Le Rocamadour : bon comme un bonbon

Le petit palet de chèvre originaire du causse du Quercy est un incontournable des grands
plateaux de fromages. Jeune, c’est une petite douceur crémeuse, mûr, il prend un caractère explosif.
Trente-cinq grammes pour soixante millimètres de diamètre. On dirait une friandise. Ce n’est peutêtre pas un hasard : le Rocamadour est bon comme un bonbon. Autre constat troublant : de tous les vrais fromages du grand plateau de France (nous parlons ici des fromages de vrais terroirs, riches d’une vraie histoire et fabriqués à partir de vrai lait par des hommes et des femmes vraiment concernés), le Rocamadour est celui qui a le plus de succès auprès des enfants. « On le constate sur les salons et les événements où il y a des dégustations, confirme Benoît Bonizzoni, président du syndicat de producteurs de Rocamadour et directeur de la coopérative des Fermiers du Rocamadour.
Les enfants veulent goûter notre fromage alors qu’ils ne s’intéressent absolument pas aux autres. »
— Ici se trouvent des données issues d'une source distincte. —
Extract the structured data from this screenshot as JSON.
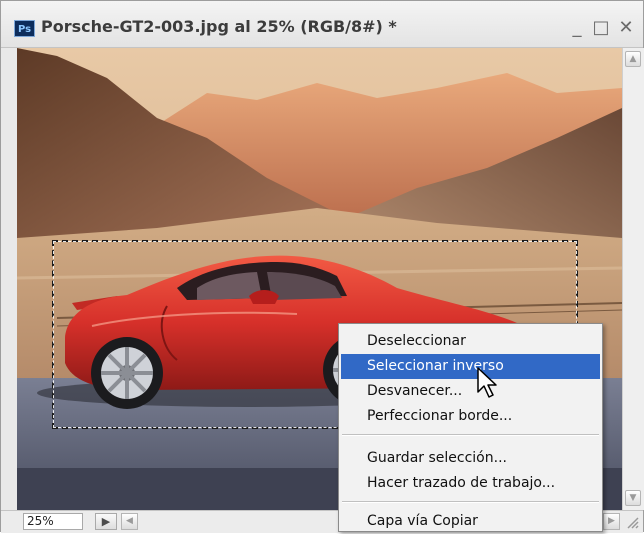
{
  "window": {
    "app_icon_text": "Ps",
    "title": "Porsche-GT2-003.jpg al 25% (RGB/8#) *",
    "minimize_glyph": "_",
    "maximize_glyph": "□",
    "close_glyph": "✕"
  },
  "status": {
    "zoom": "25%"
  },
  "context_menu": {
    "items": [
      {
        "label": "Deseleccionar"
      },
      {
        "label": "Seleccionar inverso",
        "highlighted": true
      },
      {
        "label": "Desvanecer..."
      },
      {
        "label": "Perfeccionar borde..."
      },
      {
        "label": "Guardar selección..."
      },
      {
        "label": "Hacer trazado de trabajo..."
      },
      {
        "label": "Capa vía Copiar"
      }
    ]
  },
  "colors": {
    "menu_highlight": "#3169c6",
    "car_body": "#d6302a",
    "sky": "#d7b48a",
    "photoshop_icon_bg": "#0d2d5c"
  },
  "icons": {
    "app": "photoshop-icon",
    "status_button": "page-arrow-icon",
    "cursor": "arrow-cursor-icon"
  }
}
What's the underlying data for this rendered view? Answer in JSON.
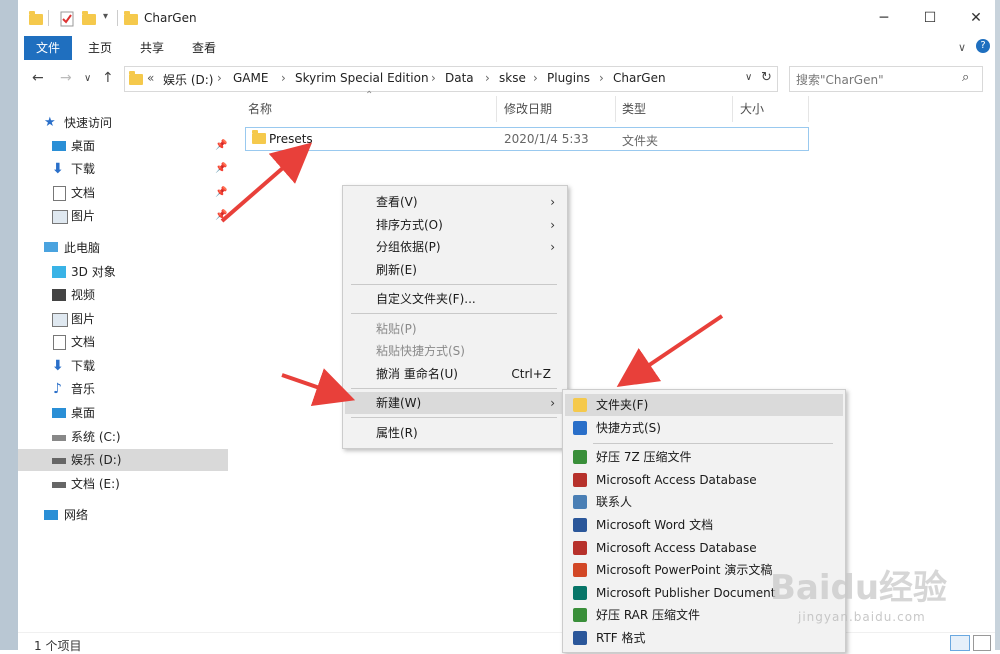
{
  "window": {
    "title": "CharGen"
  },
  "ribbon": {
    "tabs": [
      "文件",
      "主页",
      "共享",
      "查看"
    ]
  },
  "address": {
    "overflow": "«",
    "crumbs": [
      "娱乐 (D:)",
      "GAME",
      "Skyrim Special Edition",
      "Data",
      "skse",
      "Plugins",
      "CharGen"
    ],
    "separator": "›"
  },
  "search": {
    "placeholder": "搜索\"CharGen\""
  },
  "nav": {
    "quick_access": "快速访问",
    "quick_items": [
      "桌面",
      "下载",
      "文档",
      "图片"
    ],
    "this_pc": "此电脑",
    "pc_items": [
      "3D 对象",
      "视频",
      "图片",
      "文档",
      "下载",
      "音乐",
      "桌面",
      "系统 (C:)",
      "娱乐 (D:)",
      "文档 (E:)"
    ],
    "network": "网络"
  },
  "columns": {
    "name": "名称",
    "modified": "修改日期",
    "type": "类型",
    "size": "大小"
  },
  "files": [
    {
      "name": "Presets",
      "modified": "2020/1/4 5:33",
      "type": "文件夹"
    }
  ],
  "status": {
    "count": "1 个项目"
  },
  "context_menu": {
    "view": "查看(V)",
    "sort": "排序方式(O)",
    "group": "分组依据(P)",
    "refresh": "刷新(E)",
    "customize": "自定义文件夹(F)...",
    "paste": "粘贴(P)",
    "paste_shortcut": "粘贴快捷方式(S)",
    "undo": "撤消 重命名(U)",
    "undo_shortcut": "Ctrl+Z",
    "new": "新建(W)",
    "properties": "属性(R)"
  },
  "new_submenu": [
    {
      "label": "文件夹(F)",
      "icon": "folder-icon",
      "color": "#f5c94c"
    },
    {
      "label": "快捷方式(S)",
      "icon": "shortcut-icon",
      "color": "#2a6fc9"
    },
    {
      "label": "好压 7Z 压缩文件",
      "icon": "archive-icon",
      "color": "#3a8f3a"
    },
    {
      "label": "Microsoft Access Database",
      "icon": "access-icon",
      "color": "#b7312b"
    },
    {
      "label": "联系人",
      "icon": "contact-icon",
      "color": "#4a7fb5"
    },
    {
      "label": "Microsoft Word 文档",
      "icon": "word-icon",
      "color": "#2b579a"
    },
    {
      "label": "Microsoft Access Database",
      "icon": "access-icon",
      "color": "#b7312b"
    },
    {
      "label": "Microsoft PowerPoint 演示文稿",
      "icon": "powerpoint-icon",
      "color": "#d24726"
    },
    {
      "label": "Microsoft Publisher Document",
      "icon": "publisher-icon",
      "color": "#077568"
    },
    {
      "label": "好压 RAR 压缩文件",
      "icon": "archive-icon",
      "color": "#3a8f3a"
    },
    {
      "label": "RTF 格式",
      "icon": "rtf-icon",
      "color": "#2b579a"
    }
  ],
  "watermark": {
    "brand": "Baidu经验",
    "url": "jingyan.baidu.com"
  },
  "colors": {
    "accent": "#1f6fbf",
    "arrow": "#e8403a",
    "selection_border": "#99c9ef"
  }
}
Dans le monde des petits fromages de chèvre à pâte molle (les cabécous), le Rocamadour est une star. Sous sa peau de velours soyeux, il cache un cœur crémeux qui exhale un mélange complexe d’arômes animal, lactique, végétal, floral et fruité. En fin de bouche, on lui trouverait presque une saveur sucrée. A six jours de maturation, le Rocamadour fait alors dans l’équilibre et la subtilité, puis il va rapidement se déplacer sur la palette des arômes pour affirmer en quelques jours un caractère puissant voire volcanique. Fromage ô combien vivant, ses arômes varient aussi en fonction de la qualité des prairies dans lesquelles sont nourries les chèvres et de l’écosystème des fermes dans lesquelles il est fabriqué. C’est une expérience d’une grande subtilité, que l’on peut vivre en préférant les petits producteurs fermiers.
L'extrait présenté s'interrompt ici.